Member of Legislative Assembly
- In office 1972–1977
- Constituency: Sonarpur

Personal details
- Born: 28 September 1910 Vill. Andaria, South 24 Parganas (then 24 Parganas)
- Died: 29 August 1997 (aged 86) Calcutta, West Bengal, India
- Party: Communist Party of India

= Kansari Halder =

Indian politician (1910–1997)

Kansari Halder (1910–1997) was an Indian politician, belonging to the Communist Party of India. He earned fame as a leader of and for his active participation in the Tebhaga movement.

==Early life==
Born in a Poundra family, the son of Narendra Krishna Halder Jashodarani Haldar, he was born at village Andaria on 26 September 1910. He was educated at Ripon College and Bangabasi College in Kolkata.

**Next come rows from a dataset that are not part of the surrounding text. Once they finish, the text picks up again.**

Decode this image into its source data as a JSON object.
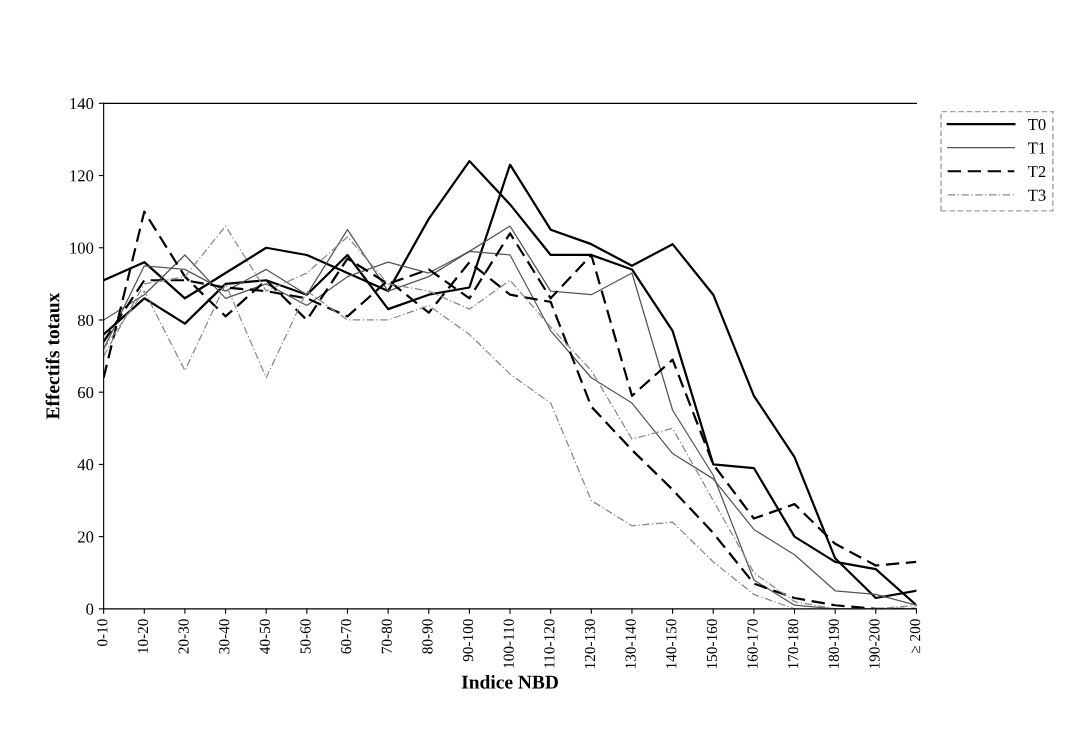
{
  "chart_data": {
    "type": "line",
    "xlabel": "Indice NBD",
    "ylabel": "Effectifs totaux",
    "categories": [
      "0-10",
      "10-20",
      "20-30",
      "30-40",
      "40-50",
      "50-60",
      "60-70",
      "70-80",
      "80-90",
      "90-100",
      "100-110",
      "110-120",
      "120-130",
      "130-140",
      "140-150",
      "150-160",
      "160-170",
      "170-180",
      "180-190",
      "190-200",
      "≥ 200"
    ],
    "ylim": [
      0,
      140
    ],
    "yticks": [
      0,
      20,
      40,
      60,
      80,
      100,
      120,
      140
    ],
    "grid": false,
    "legend": "top right",
    "marker": "none",
    "series": [
      {
        "name": "T0",
        "color": "#000000",
        "line_style": "solid",
        "values": [
          91,
          96,
          86,
          93,
          100,
          98,
          93,
          88,
          108,
          124,
          112,
          98,
          98,
          94,
          77,
          40,
          39,
          20,
          13,
          11,
          1
        ]
      },
      {
        "color": "#000000",
        "line_style": "solid",
        "values": [
          76,
          86,
          79,
          90,
          91,
          87,
          98,
          83,
          87,
          89,
          123,
          105,
          101,
          95,
          101,
          87,
          59,
          42,
          14,
          3,
          5
        ]
      },
      {
        "name": "T1",
        "color": "#555555",
        "line_style": "solid",
        "values": [
          72,
          95,
          94,
          88,
          94,
          87,
          105,
          88,
          92,
          99,
          106,
          88,
          87,
          93,
          55,
          37,
          8,
          1,
          0,
          0,
          0
        ]
      },
      {
        "color": "#555555",
        "line_style": "solid",
        "values": [
          80,
          87,
          98,
          86,
          90,
          84,
          92,
          96,
          93,
          99,
          98,
          77,
          64,
          57,
          43,
          36,
          22,
          15,
          5,
          4,
          1
        ]
      },
      {
        "name": "T2",
        "color": "#000000",
        "line_style": "dashed",
        "values": [
          64,
          110,
          92,
          81,
          91,
          80,
          97,
          90,
          94,
          86,
          104,
          86,
          98,
          59,
          69,
          40,
          25,
          29,
          18,
          12,
          13
        ]
      },
      {
        "color": "#000000",
        "line_style": "dashed",
        "values": [
          74,
          91,
          91,
          89,
          88,
          86,
          81,
          91,
          82,
          96,
          87,
          85,
          56,
          44,
          33,
          21,
          7,
          3,
          1,
          0,
          0
        ]
      },
      {
        "name": "T3",
        "color": "#888888",
        "line_style": "dotted",
        "values": [
          72,
          88,
          66,
          90,
          64,
          88,
          80,
          80,
          84,
          76,
          65,
          57,
          30,
          23,
          24,
          13,
          4,
          0,
          0,
          0,
          0
        ]
      },
      {
        "color": "#888888",
        "line_style": "dotted",
        "values": [
          70,
          90,
          92,
          106,
          88,
          93,
          103,
          90,
          88,
          83,
          91,
          78,
          66,
          47,
          50,
          30,
          10,
          2,
          0,
          0,
          1
        ]
      }
    ]
  }
}
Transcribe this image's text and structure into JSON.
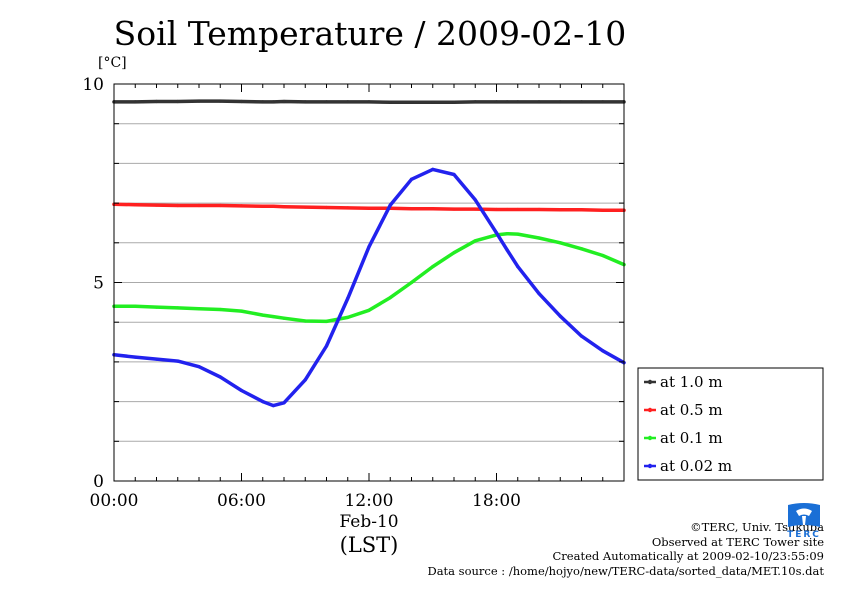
{
  "title": "Soil Temperature / 2009-02-10",
  "unit_label": "[°C]",
  "date_label": "Feb-10",
  "timezone_label": "(LST)",
  "credits": {
    "copyright": "©TERC, Univ. Tsukuba",
    "observed": "Observed at TERC Tower site",
    "created": "Created Automatically at 2009-02-10/23:55:09",
    "source": "Data source : /home/hojyo/new/TERC-data/sorted_data/MET.10s.dat"
  },
  "logo_text": "TERC",
  "colors": {
    "depth_1_0": "#333333",
    "depth_0_5": "#ff2020",
    "depth_0_1": "#22ee22",
    "depth_0_02": "#2222ee"
  },
  "chart_data": {
    "type": "line",
    "title": "Soil Temperature / 2009-02-10",
    "ylabel": "[°C]",
    "xlabel": "Feb-10 (LST)",
    "xlim": [
      0,
      24
    ],
    "ylim": [
      0,
      10
    ],
    "x_ticks": [
      "00:00",
      "06:00",
      "12:00",
      "18:00"
    ],
    "y_ticks": [
      "0",
      "5",
      "10"
    ],
    "grid": true,
    "legend_position": "right",
    "x": [
      0,
      1,
      2,
      3,
      4,
      5,
      6,
      7,
      7.5,
      8,
      9,
      10,
      11,
      12,
      13,
      14,
      15,
      16,
      17,
      18,
      18.5,
      19,
      20,
      21,
      22,
      23,
      24
    ],
    "series": [
      {
        "name": "at 1.0 m",
        "color": "#333333",
        "values": [
          9.55,
          9.55,
          9.56,
          9.56,
          9.57,
          9.57,
          9.56,
          9.55,
          9.55,
          9.56,
          9.55,
          9.55,
          9.55,
          9.55,
          9.54,
          9.54,
          9.54,
          9.54,
          9.55,
          9.55,
          9.55,
          9.55,
          9.55,
          9.55,
          9.55,
          9.55,
          9.55
        ]
      },
      {
        "name": "at 0.5 m",
        "color": "#ff2020",
        "values": [
          6.97,
          6.96,
          6.95,
          6.94,
          6.94,
          6.94,
          6.93,
          6.92,
          6.92,
          6.91,
          6.9,
          6.89,
          6.88,
          6.87,
          6.87,
          6.86,
          6.86,
          6.85,
          6.85,
          6.84,
          6.84,
          6.84,
          6.84,
          6.83,
          6.83,
          6.82,
          6.82
        ]
      },
      {
        "name": "at 0.1 m",
        "color": "#22ee22",
        "values": [
          4.4,
          4.4,
          4.38,
          4.36,
          4.34,
          4.32,
          4.28,
          4.18,
          4.14,
          4.1,
          4.03,
          4.02,
          4.12,
          4.3,
          4.62,
          5.0,
          5.4,
          5.75,
          6.05,
          6.2,
          6.23,
          6.22,
          6.12,
          6.0,
          5.85,
          5.68,
          5.45
        ]
      },
      {
        "name": "at 0.02 m",
        "color": "#2222ee",
        "values": [
          3.18,
          3.12,
          3.07,
          3.02,
          2.88,
          2.62,
          2.28,
          2.0,
          1.9,
          1.97,
          2.55,
          3.4,
          4.6,
          5.9,
          6.95,
          7.6,
          7.85,
          7.72,
          7.08,
          6.25,
          5.82,
          5.4,
          4.72,
          4.15,
          3.65,
          3.28,
          2.98
        ]
      }
    ]
  }
}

While still a student he was arrested in 1930 for his participation in the Civil Disobedience Movement. He remained with the Congress till 1941, when he joined the Communist Party of India.

==Tebhaga movement==
Kansari Halder provided leadership to the peasant movement that developed in the 1940s in Kakdwip-Sundarbans area of 24 Parganas and later became well known as the Tebhaga movement. Many people were killed in police-public face-off. Although he was convicted to death sentence in the Chandanpiri case in the Kakdwip area the police could not get him as he had gone underground. In 1957, he was elected to the Lok Sabha while he was still convicted. He was later acquitted.

==Electoral performance==
He was elected to the Lok Sabha in 1957 from Diamond Harbour, was reelected to the Lok Sabha in 1967 from Mathurapur, and was elected to the West Bengal Legislative Assembly in 1972 from Sonarpur.

==Death==
Kansari Halder spent the later years of his life in poverty. He died on 29 August 1997.